The whole legal rationale for the “Tax and Spend for the General Welfare” Clause justification for the individual mandate was in fact noted in 2010 by Irwin J. Nowick in the California Progress Report. As its former Editor Frank Russo tweeted this morning that, “The ‘I’ was right on health care constitutional as tax&spend—read analysis in 4/27/10 article http://bit.ly/L44RfA spot on for #SCOTUS”.  I have known Irwin since I was a child so his legal insight on this issue does not shock me.  While Irwin may have some idiosyncrasies, no one has ever questioned his legal skills.

Chief Justice Roberts’s opinion in its main respects tracked what Irwin wrote. The Chief Justice also engaged in a discussion of what is a “Direct Tax” – an issue Irwin addressed in that 2010 posting.  The Chief Justice noted that even if the mandate may reasonably be characterized as a tax, it must still comply with the Direct Tax Clause of the Constitution which prohibits capitation taxes. The Chief Justice noted that a tax on going without health insurance was not a capitation or other direct tax under the Court’s precedents. It therefore need not be apportioned so that each State pays in proportion to its population.

What has been left unsaid in the whole mandate discussion are three facts.

First, as some have noted, mandates have existed since the founding of the United States.  The military draft was first instituted during the Civil War and when litigated was upheld by the United Supreme Court.  See, e.g.:

Lichter v. United States, 334 U. S. 742, 334 U. S. 756 (1948); Selective Draft Law Cases, 245 U. S. 366 (1918)  In fact, one of the first mandates in this Country was gun ownership. As Yale Law professor Akhil Reed Amar has noted, the 1792 Militia Acts which essentially mandated gun ownership.

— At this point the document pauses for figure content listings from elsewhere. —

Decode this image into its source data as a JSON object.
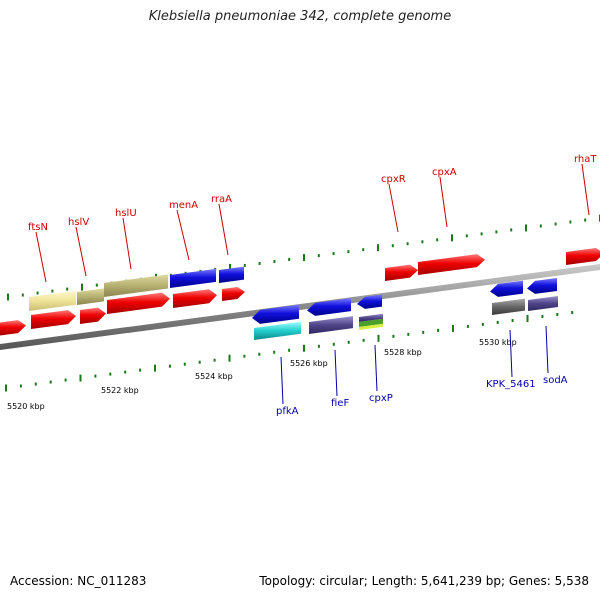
{
  "title": "Klebsiella pneumoniae 342, complete genome",
  "footer": {
    "accession": "Accession: NC_011283",
    "stats": "Topology: circular; Length: 5,641,239 bp; Genes: 5,538"
  },
  "scale_labels": [
    "5520 kbp",
    "5522 kbp",
    "5524 kbp",
    "5526 kbp",
    "5528 kbp",
    "5530 kbp"
  ],
  "forward_gene_labels": [
    "ftsN",
    "hslV",
    "hslU",
    "menA",
    "rraA",
    "cpxR",
    "cpxA",
    "rhaT"
  ],
  "reverse_gene_labels": [
    "pfkA",
    "fieF",
    "cpxP",
    "KPK_5461",
    "sodA"
  ],
  "colors": {
    "forward_cds": "#ee0000",
    "reverse_cds": "#1010dd",
    "backbone": "#888888",
    "forward_label": "#cc0000",
    "reverse_label": "#0000aa",
    "tick": "#1a7a1a"
  }
}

Secondly, there is the issue of personal responsibility – something that people overlook.  Many members of the younger and healthier Gen X and Millenials who can afford health insurance choose instead to buy iPads and Droids. Naturally, this causes the ‘per person’ cost of insurance for the pool of insured that remain to increase. It so happens that the “Age 26 provision” in the Act helps Generation X purchase more iPads, even though the cause for this provision is caused by my generation’s wait-until-there-is-an-emergency attitude.

Some had argued that market based reforms would solve the health care problem. But they would not. The reason the market did not work as well as the free-market philosophy would like is evidenced by the history in Massachusetts.  In the mid-1990s, Massachusetts along with several other northeastern states passed insurance market reforms similar to those in the Affordable Care Act.  The reforms eliminated or restricted the ability of insurance companies to discriminate against the ill via price hikes or coverage exclusions. The result in each state was the same; very high non-group insurance prices. Insurance companies worried that only the sick would enroll, and, priced their products accordingly.  However, once the Massachusetts mandate took effect, rates dropped exponentially as the insurance pool expanded to included less risky patients.

Third, there is an unfairness that needs to be looked at that health insurance paid by individuals (if not business related) are not tax-deductible.  If they were, maybe some of our younger generation would be incentivized to purchase it without the need of a mandate.

Could there be a more “free market solution?” Maybe.  But if there is, the “small government” GOP failed to offer it. In the meantime, the mandate remains under the tax & spend clause authority of the Constitution, just as Irwin predicted.